Fieldsports campaigner and farmer Robin Page, once wrote that if you look at the reverse of the coin marked ‘animal lover’, you will generally find the words ‘people hater’ written on the other side. It is hard to say to what extent this applies to Barbara (now Baroness) Young, but farmers and property owners living on the Somerset levels may have good cause to think that to a great extent it does.

It was, wouldn’t you know it, a New Labour decision to hand the running of the Environment Agency to Young, at the time Chief Executive of the RSPB, thereby allowing the then 52 year old to indulge her passion for nature on a national scale with the Somerset levels becoming something of a personal crusade.

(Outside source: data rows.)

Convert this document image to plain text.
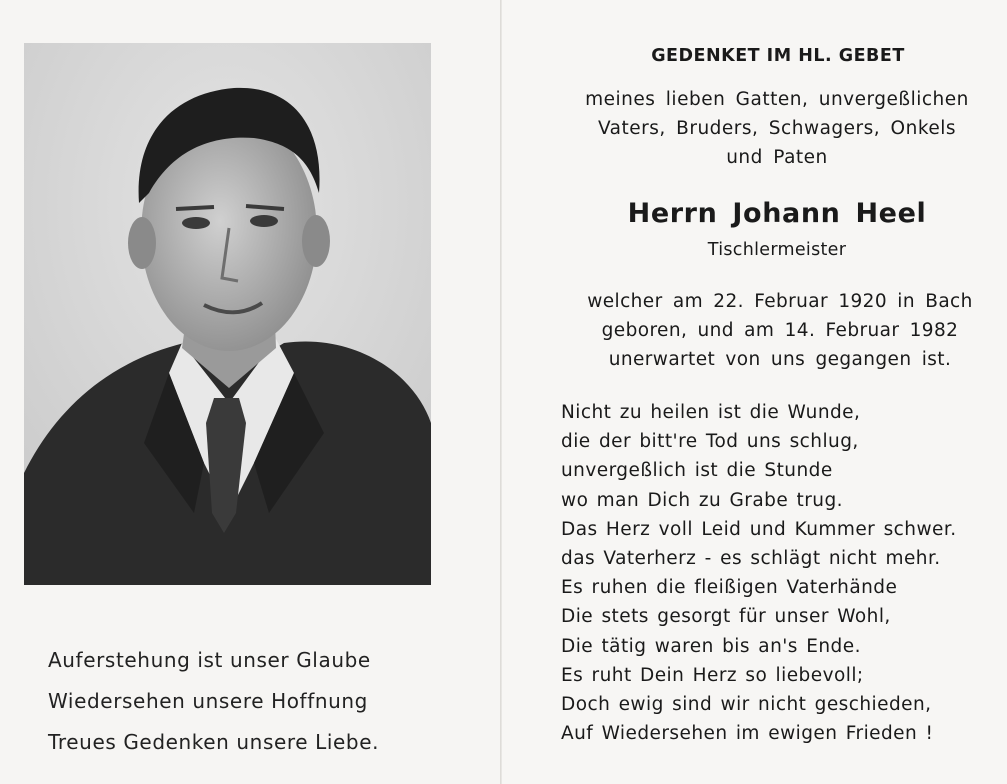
Auferstehung ist unser Glaube
Wiedersehen unsere Hoffnung
Treues Gedenken unsere Liebe.
GEDENKET IM HL. GEBET
meines lieben Gatten, unvergeßlichen
Vaters, Bruders, Schwagers, Onkels
und Paten
Herrn Johann Heel
Tischlermeister
welcher am 22. Februar 1920 in Bach
geboren, und am 14. Februar 1982
unerwartet von uns gegangen ist.
Nicht zu heilen ist die Wunde,
die der bitt're Tod uns schlug,
unvergeßlich ist die Stunde
wo man Dich zu Grabe trug.
Das Herz voll Leid und Kummer schwer.
das Vaterherz - es schlägt nicht mehr.
Es ruhen die fleißigen Vaterhände
Die stets gesorgt für unser Wohl,
Die tätig waren bis an's Ende.
Es ruht Dein Herz so liebevoll;
Doch ewig sind wir nicht geschieden,
Auf Wiedersehen im ewigen Frieden !
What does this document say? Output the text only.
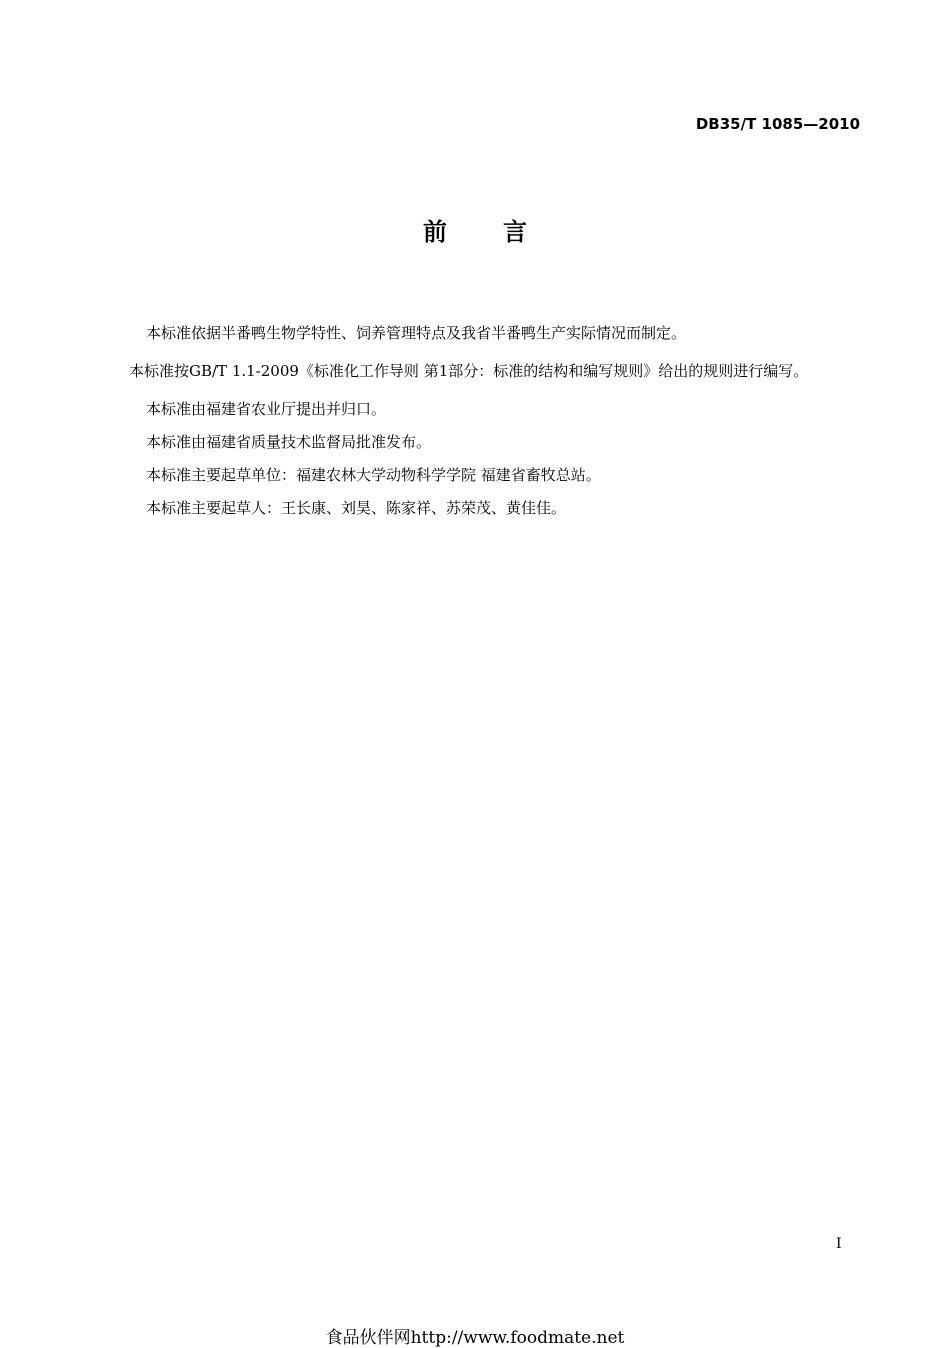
DB35/T 1085—2010
前 言

本标准依据半番鸭生物学特性、饲养管理特点及我省半番鸭生产实际情况而制定。

本标准按GB/T 1.1-2009《标准化工作导则 第1部分：标准的结构和编写规则》给出的规则进行编写。

本标准由福建省农业厅提出并归口。

本标准由福建省质量技术监督局批准发布。

本标准主要起草单位：福建农林大学动物科学学院 福建省畜牧总站。

本标准主要起草人：王长康、刘昊、陈家祥、苏荣茂、黄佳佳。

I
食品伙伴网http://www.foodmate.net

Lord Chris Smith (another New Labour relic) may well be currently taking the heat for the recent flooding and justly so, but Smith is actually implementing policies designed by Young. Policies, or at least one of them, famously captured in her observation that she would like to see ‘a limpet mine attached to every pumping station’. She might not have actually said “wildlife first, people second” but that has been the legacy of her time at the Environment Agency, except of course that the resulting prolonged flooding does not do much for wildlife either.

Young pushed off in 2008 to become chairman of the Care Quality Commission, where her inadequacies as a manager of anything will have become abundantly clear to the brutalized residents of some of the nation’s care homes. There will be many questions in the wake of what has taken place in Somerset, but the one that comes so much to mind is: why are we so badly governed?